Perlu diingat, tanggal 1 Dzulhijjah 1446 H yang telah disebutkan di atas masih bersifat tentatif dan bergantung pada hasil sidang isbat. Apabila hasil sidang isbat menetapkan tanggal yang berbeda, maka batas waktu pemotongan kuku juga akan bergeser sesuai dengan penetapan tersebut. Umat Islam diimbau untuk selalu mengikuti pengumuman resmi dari Kemenag RI terkait penetapan awal bulan Dzulhijjah.

Sementara itu, bagi mereka yang tidak berniat berkurban, larangan tersebut tidak berlaku. Mereka tetap diperbolehkan untuk memotong kuku dan rambut sepanjang bulan Dzulhijjah. Hal ini penting untuk dipahami agar tidak terjadi kesalahpahaman dan kekeliruan dalam menjalankan ibadah.
Hikmah di Balik Larangan Memotong Kuku dan Rambut
Larangan memotong kuku dan rambut bagi calon muzakki selama sepuluh hari pertama Dzulhijjah bukanlah semata-mata aturan ritual belaka. Terdapat hikmah dan makna mendalam di baliknya. Imam Nawawi dalam kitabnya, Al-Minhaj Syarh Shahih Muslim bin Hajjaj, yang dikutip dari NU Online, menjelaskan bahwa hikmah dari larangan ini adalah untuk menyelamatkan seluruh anggota tubuh dari siksa api neraka. Ini menunjukkan pentingnya kesucian dan kesiapan diri dalam menyambut ibadah kurban.

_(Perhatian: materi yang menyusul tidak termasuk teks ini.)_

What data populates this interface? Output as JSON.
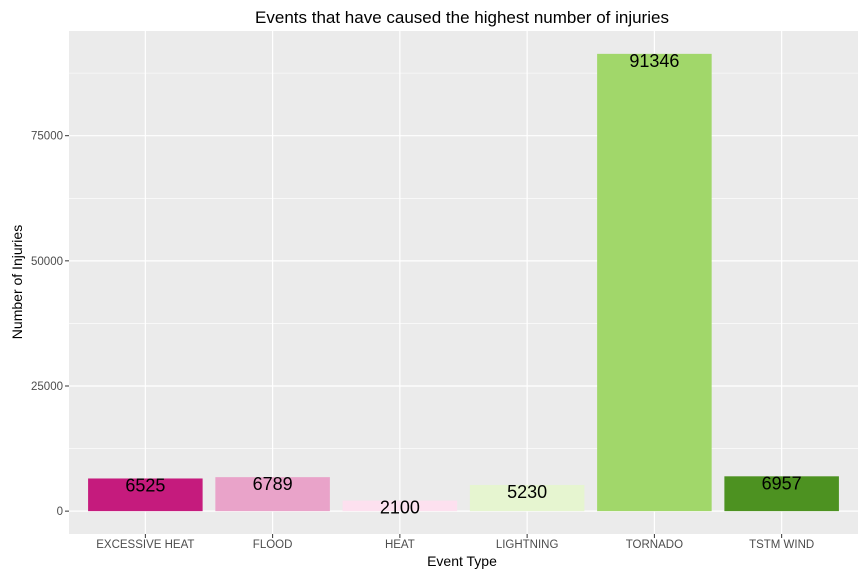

Ada pula pendapat yang menyamakan larangan ini dengan larangan bagi orang yang sedang ihram, yaitu larangan untuk memotong rambut, kuku, dan melakukan tindakan-tindakan tertentu. Namun, Imam Nawawi membantah pendapat tersebut dengan alasan bahwa dalam keadaan ihram, ada larangan penggunaan wewangian, sementara dalam ibadah kurban hal tersebut tidak dilarang. Perbedaan ini menunjukkan bahwa konteks larangan dalam kedua keadaan tersebut berbeda.
Kesimpulannya, larangan memotong kuku dan rambut bagi calon muzakki selama sepuluh hari pertama Dzulhijjah merupakan bagian integral dari kesempurnaan ibadah kurban. Kepatuhan terhadap larangan ini tidak hanya menunjukkan ketaatan kepada sunnah Nabi SAW, tetapi juga mengandung hikmah dan makna spiritual yang mendalam. Umat Islam dihimbau untuk senantiasa berpegang teguh pada ajaran agama dan mengikuti perkembangan informasi resmi dari pihak berwenang terkait penetapan awal bulan Dzulhijjah 1446 H. Wallahu a’lam bisshawab.
Catatan Tambahan:
Artikel ini bertujuan untuk memberikan informasi dan pemahaman yang komprehensif mengenai batas waktu pemotongan kuku bagi calon muzakki. Namun, untuk kepastian dan detail lebih lanjut, diharapkan untuk selalu merujuk pada sumber-sumber keagamaan yang terpercaya dan para ulama yang berkompeten. Artikel ini tidak dimaksudkan untuk menggantikan fatwa atau nasihat dari ulama. Semoga informasi ini bermanfaat bagi para pembaca.